General Discussion
In reply to the discussion: How do day laborers work? [View all]Recursion
(56,582 posts)There was a 7-11 near my apartment where a lot of people would get work, and one early morning I was just kind of chilling out in front of it near a bunch of guys. I was in a paint-stained hoodie and jeans, and could probably pass for a light-skinned Hispanic person, so when a guy in a truck said "we need one more, $10 an hour, you up?" I said "why not?", since I needed money that day. After that, I'd do it every few weekends. I'd thought the other laborers would dislike a white guy doing the work, but nobody ever seemed to mind.
The basic implied contract is manual labor at a negotiated rate (generally a round dollar figure per hour, generally above minimum wage), paid in cash at the end of the day -- hirers who deviate from that can wind up wishing they hadn't.

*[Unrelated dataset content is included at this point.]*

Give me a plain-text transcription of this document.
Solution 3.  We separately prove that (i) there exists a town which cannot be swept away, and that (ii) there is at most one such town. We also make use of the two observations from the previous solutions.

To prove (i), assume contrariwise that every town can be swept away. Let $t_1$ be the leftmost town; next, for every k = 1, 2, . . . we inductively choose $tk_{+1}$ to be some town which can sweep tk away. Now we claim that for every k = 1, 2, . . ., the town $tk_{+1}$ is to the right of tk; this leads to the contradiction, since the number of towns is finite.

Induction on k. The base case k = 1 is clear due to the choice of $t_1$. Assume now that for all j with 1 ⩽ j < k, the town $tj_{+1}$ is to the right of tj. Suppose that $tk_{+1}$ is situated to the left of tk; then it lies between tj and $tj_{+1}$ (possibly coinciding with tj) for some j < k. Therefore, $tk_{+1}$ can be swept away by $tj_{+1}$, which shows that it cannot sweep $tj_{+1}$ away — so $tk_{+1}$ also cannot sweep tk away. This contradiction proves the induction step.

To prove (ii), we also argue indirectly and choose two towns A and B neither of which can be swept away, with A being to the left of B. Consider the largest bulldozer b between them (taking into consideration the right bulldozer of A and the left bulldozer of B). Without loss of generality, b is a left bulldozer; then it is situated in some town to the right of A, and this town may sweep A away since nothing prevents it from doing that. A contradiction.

It's pretty much like taking a "Gig" posting for odd jobs on Craigslist, except that instead of Craigslist you use a parking lot. Over the months I did it (I was in school and this was pretty much my only source of money) I saw there were some "regulars" who would get crews for contract work (if I understood the Spanglish of my co-laborers right), but since I didn't do construction I never got hired by them (except for one who really needed low voltage electrical, which I can do, but that wasn't a construction site). Mostly it was just guys who, to give some examples:
* needed what they were about to buy at Home Depot loaded onto their truck and unloaded at their house (they always brought us back to the 7-11 after; most of the guys didn't have a car, and neither did I). They'd often get coffee and donuts, too.

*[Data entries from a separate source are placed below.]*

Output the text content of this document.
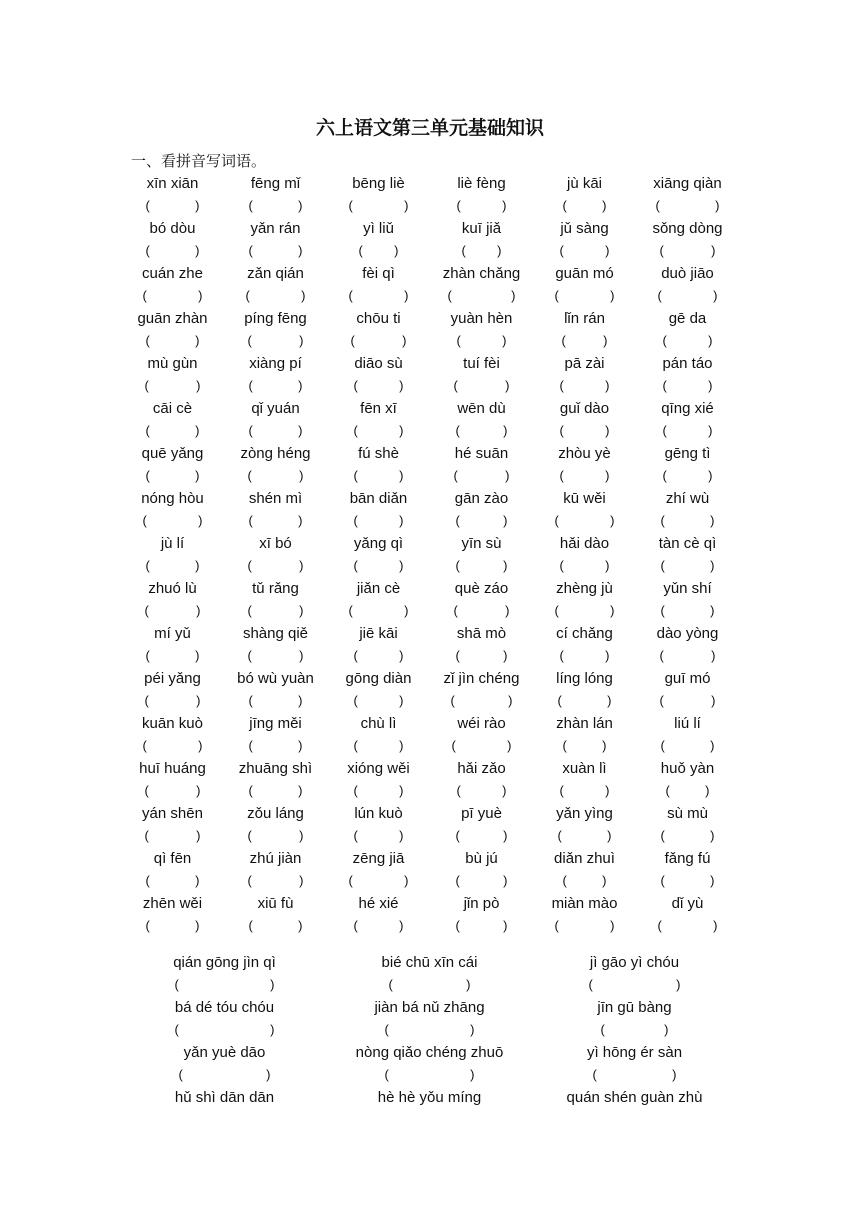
六上语文第三单元基础知识
一、看拼音写词语。
xīn xiān	fēng mǐ	bēng liè	liè fèng	jù kāi	xiāng qiàn
(	)	(	)	(	)	(	)	(	)	(	)
bó dòu	yǎn rán	yì liǔ	kuī jiǎ	jǔ sàng	sǒng dòng
(	)	(	)	( )	( )	(	)	(	)
cuán zhe	zǎn qián	fèi qì	zhàn chǎng	guān mó	duò jiāo
(	)	(	)	(	)	(	)	(	)	(	)
guān zhàn	píng fēng	chōu ti	yuàn hèn	lǐn rán	gē da
(	)	(	)	(	)	(	)	(	)	(	)
mù gùn	xiàng pí	diāo sù	tuí fèi	pā zài	pán táo
(	)	(	)	(	)	(	)	(	)	(	)
cāi cè	qǐ yuán	fēn xī	wēn dù	guǐ dào	qīng xié
(	)	(	)	(	)	(	)	(	)	(	)
quē yǎng	zòng héng	fú shè	hé suān	zhòu yè	gēng tì
(	)	(	)	(	)	(	)	(	)	(	)
nóng hòu	shén mì	bān diǎn	gān zào	kū wěi	zhí wù
(	)	(	)	(	)	(	)	(	)	(	)
jù lí	xī bó	yǎng qì	yīn sù	hǎi dào	tàn cè qì
(	)	(	)	(	)	(	)	(	)	(	)
zhuó lù	tǔ rǎng	jiǎn cè	què záo	zhèng jù	yǔn shí
(	)	(	)	(	)	(	)	(	)	(	)
mí yǔ	shàng qiě	jiē kāi	shā mò	cí chǎng	dào yòng
(	)	(	)	(	)	(	)	(	)	(	)
péi yǎng	bó wù yuàn	gōng diàn	zǐ jìn chéng	líng lóng	guī mó
(	)	(	)	(	)	(	)	(	)	(	)
kuān kuò	jīng měi	chù lì	wéi rào	zhàn lán	liú lí
(	)	(	)	(	)	(	)	(	)	(	)
huī huáng	zhuāng shì	xióng wěi	hǎi zǎo	xuàn lì	huǒ yàn
(	)	(	)	(	)	(	)	(	)	(	)
yán shēn	zǒu láng	lún kuò	pī yuè	yǎn yìng	sù mù
(	)	(	)	(	)	(	)	(	)	(	)
qì fēn	zhú jiàn	zēng jiā	bù jú	diǎn zhuì	fǎng fú
(	)	(	)	(	)	(	)	(	)	(	)
zhēn wěi	xiū fù	hé xié	jǐn pò	miàn mào	dǐ yù
(	)	(	)	(	)	(	)	(	)	(	)
qián gōng jìn qì	bié chū xīn cái	jì gāo yì chóu
(	)	(	)	(	)
bá dé tóu chóu	jiàn bá nǔ zhāng	jīn gū bàng
(	)	(	)	(	)
yǎn yuè dāo	nòng qiǎo chéng zhuō	yì hōng ér sàn
(	)	(	)	(	)
hǔ shì dān dān	hè hè yǒu míng	quán shén guàn zhù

* needed mulch spread on their garden and a trench dug in their back yard
* Bought a ton of Ikea furniture but couldn't figure out how to assemble it, and anyways didn't want to carry it upstairs.
etc.
$10 an hour was pretty common (this was in DC in 2005 or so); the impression I got was that the savings they could have gotten for paying less wasn't worth the hassle of keeping small bills around. Plus most of the individuals who got people would also tip, say another $10 on top of whatever the deal was. (With the caveat that I'm a white, native-English speaker who's good at talking with people, so that tip may just have been for that.) Personally, I reported the income, but only because I needed to have officially earned X in order to get the EITC; no idea how many others did. The guys in the crew I got to know were a mix of citizens, green cards, and undocumented (it wasn't something people talked about much, though).
On the other side, when I was moving the last time I went to the same 7-11, hired four guys at $15/hour, had them load my stuff into the big shipping container, and tipped them $20 each on top of their wage. It was blatantly illegal but convenient (the mover I hired backed out three days ahead).
I'd say it's a mixed bag: there's exploitation and there's perfectly good work opportunities, but the laborer is left trying to figure out which is which. It's usually pretty hard manual labor, but at least the stuff I did was also basically completely unskilled. I'm sure the pay is worse once you leave DC, but there honestly if you're a young single guy with no kids and are used to being poor, it's a pretty decent way to get cash when you need it. But the "large crew" side of things, which like I said I never did, I've heard is a lot worse, though: an individual homeowner probably isn't going to stiff the four twentysomething guys who know where he lives now, but the contractor might.